General Production Process

Naruko lacquerware - General Production Process Photo:Miyagi Prefecture Tourism Division

  1. 1. Rusting First, wood that has been fully dried is sawed into squares of the proper sizes. Next, the pieces are cut into rough shapes, dried again, and formed into the desired shape. Round items such as bowls can be made by cutting the wood with large and small planes of various shapes while turning it on a lathe. Wood base production is done by professional woodturners instead of the lacquer craftsmen. Then, the wood base is finely smoothed, reinforced, and hardened before the first coating is applied. Adhesive containing kokuso (raw lacquer) is applied over small scratches and joints on the surface of the wood base, and the pieces are dried before being shaped by polishing. This process of applying raw lacquer to the entire wood base and drying increases the strength of the wood and the first coating becomes easy to apply. After this, rusting is done to flatten the surface of the wood and increase its strength. Small holes on the surface of the wood base are filled with the application of a rust base made by kneading together polishing powder, lacquer, and water. The craft is dried for a whole day after being coated, and the rusting is repeated multiple times.
  2. 2. Rust polishing Pieces that have been rusted and dried thoroughly are polished with water. In this process called rust polishing, small protrusions on the surface of the item are planed until they become flat, and the surface is prepared so that lacquer becomes easy to apply. Then, the pieces are coated, dried, and polished repeatedly to harden the foundation of the lacquerware. The sturdiness of the foundation is directly connected to the strength of the finished product, and although not visible, it also has a deep effect on the quality and price of the lacquerware.
  3. 3. Intermediate coating After the first coat has been completed, it is finally time to apply the lacquer. A special lacquer in a color that goes well with the overcoating is used for this intermediate coating process.

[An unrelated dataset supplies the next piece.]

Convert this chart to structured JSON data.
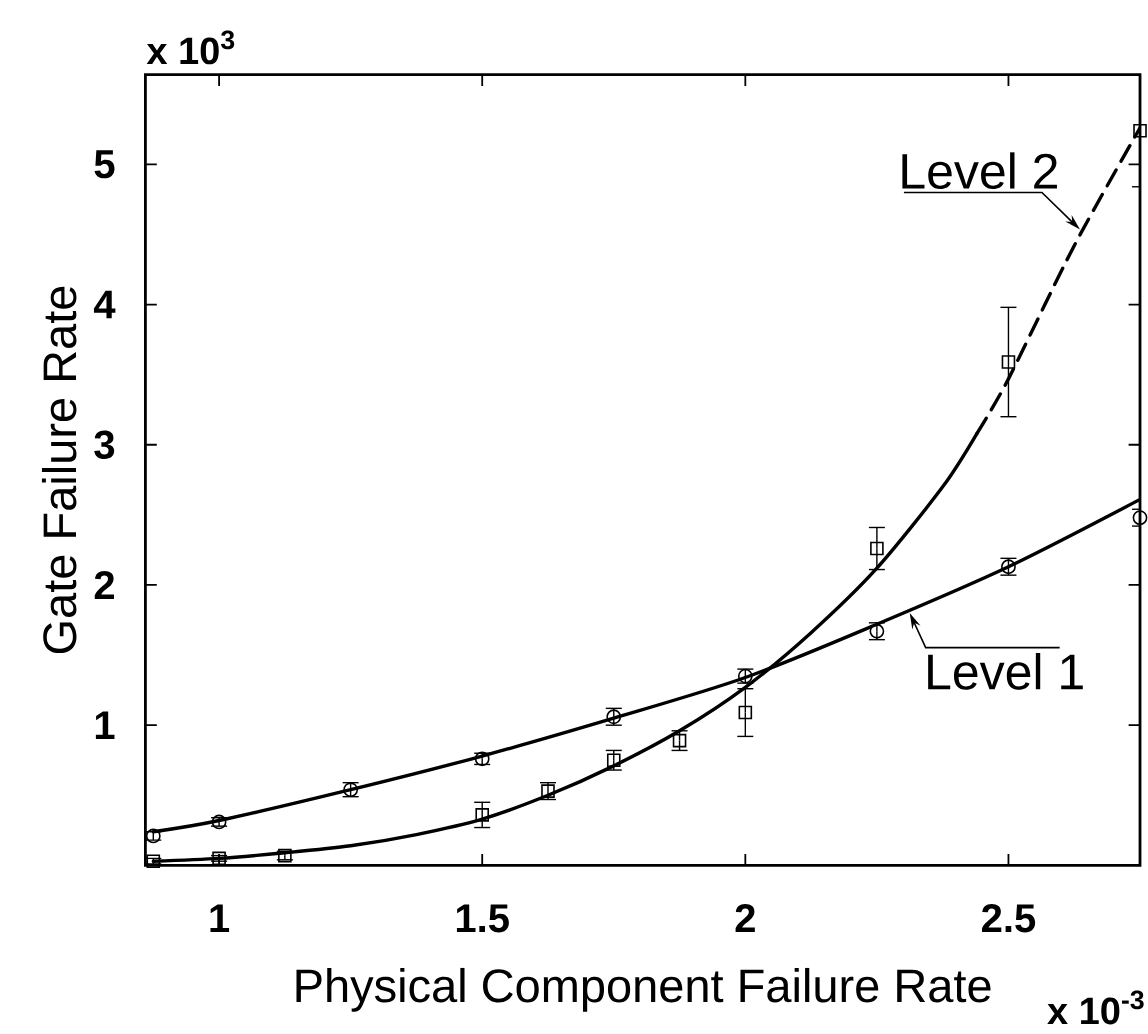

  4. 4. Intermediate polishing The lacquer applied as intermediate coating is dried evenly while rotating in a special rotating tub. After drying, the surface is polished and flattened in the same way as the rust polishing process. By repeating the intermediate coating and polishing processes several times, the beauty and transparency of the lacquer are emphasized.
  5. 5. Final coating The last step is final coating, which determines the beauty of the lacquerware. The process is similar to that of intermediate coating. However, a fine quality lacquer with a high level of purity is used for final coating, and the lacquer is applied in an exclusive room to avoid dirt and dust. Various techniques are used here too, including hana-nuri which is a coating technique that finishes up the lacquerware with a mirror-like shine without polishing the surface and roiro-nuri which is a coating using black lacquer called roiro-urushi. After lacquering is complete, any required decoration is added. While Naruko lacquerware is beautiful without additional decoration, the application of maki-e (gold/silver dust) or patterns adds gorgeous color and produces fine pieces with distinctive beauty.